Om beter te worden moet een keeper veel individueel trainen en vooral veel vlieguren maken. Michel Veurink vindt dat in Nederland te weinig aandacht wordt besteed aan de individuele basisvaardigheden van de keepers en dat er te veel aandacht uitgaat naar het meevoetballen. “Wij werken anders.”
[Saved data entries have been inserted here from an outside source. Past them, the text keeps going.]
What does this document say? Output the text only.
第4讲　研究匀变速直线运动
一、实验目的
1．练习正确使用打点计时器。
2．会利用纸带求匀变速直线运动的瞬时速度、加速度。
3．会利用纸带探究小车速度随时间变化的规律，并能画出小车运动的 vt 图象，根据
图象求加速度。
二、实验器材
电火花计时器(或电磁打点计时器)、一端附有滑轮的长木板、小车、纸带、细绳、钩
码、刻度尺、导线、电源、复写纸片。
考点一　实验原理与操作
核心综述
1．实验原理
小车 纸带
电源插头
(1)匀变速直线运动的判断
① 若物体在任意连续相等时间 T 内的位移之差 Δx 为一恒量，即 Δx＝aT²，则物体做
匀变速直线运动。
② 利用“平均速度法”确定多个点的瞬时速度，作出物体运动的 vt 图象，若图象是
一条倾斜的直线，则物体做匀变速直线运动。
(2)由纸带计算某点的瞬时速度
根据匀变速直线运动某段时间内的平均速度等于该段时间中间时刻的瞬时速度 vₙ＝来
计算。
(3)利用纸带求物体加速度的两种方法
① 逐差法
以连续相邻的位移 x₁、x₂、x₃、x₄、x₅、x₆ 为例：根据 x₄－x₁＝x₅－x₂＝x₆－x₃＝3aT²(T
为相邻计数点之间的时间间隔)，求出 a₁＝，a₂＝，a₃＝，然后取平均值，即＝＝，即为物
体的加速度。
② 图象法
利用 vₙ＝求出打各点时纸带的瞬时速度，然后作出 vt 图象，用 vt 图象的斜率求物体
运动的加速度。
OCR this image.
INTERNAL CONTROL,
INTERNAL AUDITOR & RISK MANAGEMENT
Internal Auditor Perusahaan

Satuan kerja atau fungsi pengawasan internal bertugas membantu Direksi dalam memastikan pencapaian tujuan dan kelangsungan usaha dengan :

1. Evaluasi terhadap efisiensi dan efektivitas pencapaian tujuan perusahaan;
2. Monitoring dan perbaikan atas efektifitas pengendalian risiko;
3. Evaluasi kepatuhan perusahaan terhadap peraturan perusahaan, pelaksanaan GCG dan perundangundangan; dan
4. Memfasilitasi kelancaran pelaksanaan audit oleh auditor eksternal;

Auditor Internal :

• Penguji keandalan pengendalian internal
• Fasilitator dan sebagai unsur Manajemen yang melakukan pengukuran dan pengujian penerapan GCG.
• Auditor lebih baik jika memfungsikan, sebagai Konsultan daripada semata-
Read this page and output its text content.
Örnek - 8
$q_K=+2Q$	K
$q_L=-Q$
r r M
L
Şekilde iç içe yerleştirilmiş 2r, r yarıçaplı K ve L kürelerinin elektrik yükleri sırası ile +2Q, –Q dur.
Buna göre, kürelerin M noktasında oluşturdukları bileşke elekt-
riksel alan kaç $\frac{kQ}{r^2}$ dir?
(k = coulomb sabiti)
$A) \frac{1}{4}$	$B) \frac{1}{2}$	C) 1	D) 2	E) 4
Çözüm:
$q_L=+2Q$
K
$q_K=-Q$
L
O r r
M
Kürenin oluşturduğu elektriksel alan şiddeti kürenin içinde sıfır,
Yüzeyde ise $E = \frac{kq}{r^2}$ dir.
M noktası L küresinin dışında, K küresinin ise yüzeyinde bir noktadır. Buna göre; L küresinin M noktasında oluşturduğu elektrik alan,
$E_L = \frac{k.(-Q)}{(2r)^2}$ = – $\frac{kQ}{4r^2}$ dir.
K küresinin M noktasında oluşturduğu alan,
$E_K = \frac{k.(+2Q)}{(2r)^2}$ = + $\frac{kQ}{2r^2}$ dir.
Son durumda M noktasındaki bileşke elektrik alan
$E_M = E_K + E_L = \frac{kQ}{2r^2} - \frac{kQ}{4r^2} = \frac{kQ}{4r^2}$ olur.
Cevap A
TEKST: ANDRE KRUL BEELD: REMCO HOMAN
Wanneer de basis van de keeper goed is, gaat hij gemakkelijker keepen en makkelijker ballen pakken, waardoor het mentaal altijd goed zit. Dit is de stelregel van Veurink en heel goed te sturen als keeperstrainer. “Het mentale vlak is zo belangrijk bij een keeper en om het vertrouwen van de keeper te versterken is het belangrijk dat, voornamelijk in de jongste jeugd of de jongens en meisjes die net beginnen met keepen, er veel individueel met de keeperstrainer gewerkt wordt. De basistechnieken leer je het beste aan door in kleine stapjes te werken en de keeper niet te vroeg in complexe spelsituaties te brengen. Sowieso hebben keepers vaak een ander, meer vertrouwelijk contact met hun keeperstrainer dan met een groepstrainer en is het zo dat spitsen toch altijd willen scoren. Wanneer er op trainingen veel ballen invliegen, omdat de keeper in de basis nog niet goed genoeg is onderlegd, komt dit zijn vertrouwen uiteraard niet ten goede. Tijdens de keeperstraining kunnen de keepers zich juist in alle rust ontwikkelen. Wanneer er iets fout gaat, kan daar direct aan gewerkt worden door middel van het herhalen van de oefening.”
Buffon
De 46-jarige Veurink stamt zelf uit de tijd dat de keepers de terugspeelbal nog in de handen mochten pakken en er dus geen aandacht was voor het meevoetballende gedeelte. Veurink erkent dat dit een belangrijk extra onderdeel van het keepen is geworden, maar vindt wel dat de aandacht hiervoor in Nederland overdreven wordt. “Voor mij is het belangrijkste nog steeds dat de keeper in eerste instantie ballen tegenhoudt. Buffon is hier een mooi voorbeeld van. Hij is uitgeroepen tot beste keeper van de wereld, terwijl keepers als Ter Stegen en Ederson beter zijn in het meevoetballen. Maar uiteindelijk is de beste keeper nog altijd de keeper die de meeste ballen tegenhoudt. Daarom is het jammer om te concluderen dat de keeper in Nederland nog steeds een ondergeschoven kindje is. Ten eerste zijn er veel clubs, zelfs profclubs, waar keepers misschien dertig minuten individuele keeperstraining per week krijgen. Dit is te weinig en eigenlijk niet meer dan bezigheidstherapie. Ten tweede gaan de keepers vaak te snel naar de groep toe. Het is goed om positiespelletjes mee te spelen, betrokken te worden in het aanvalsspel van het team en in wedstrijdsituaties te komen, maar er zal toch echt tijd moeten worden uitgetrokken om aan de individuele basisvaardigheden van de keeper te werken. En wanneer je trainingstijd in de keeperstraining beperkt is, besteed dan aandacht aan wat het belangrijkste is: ballen tegenhouden.”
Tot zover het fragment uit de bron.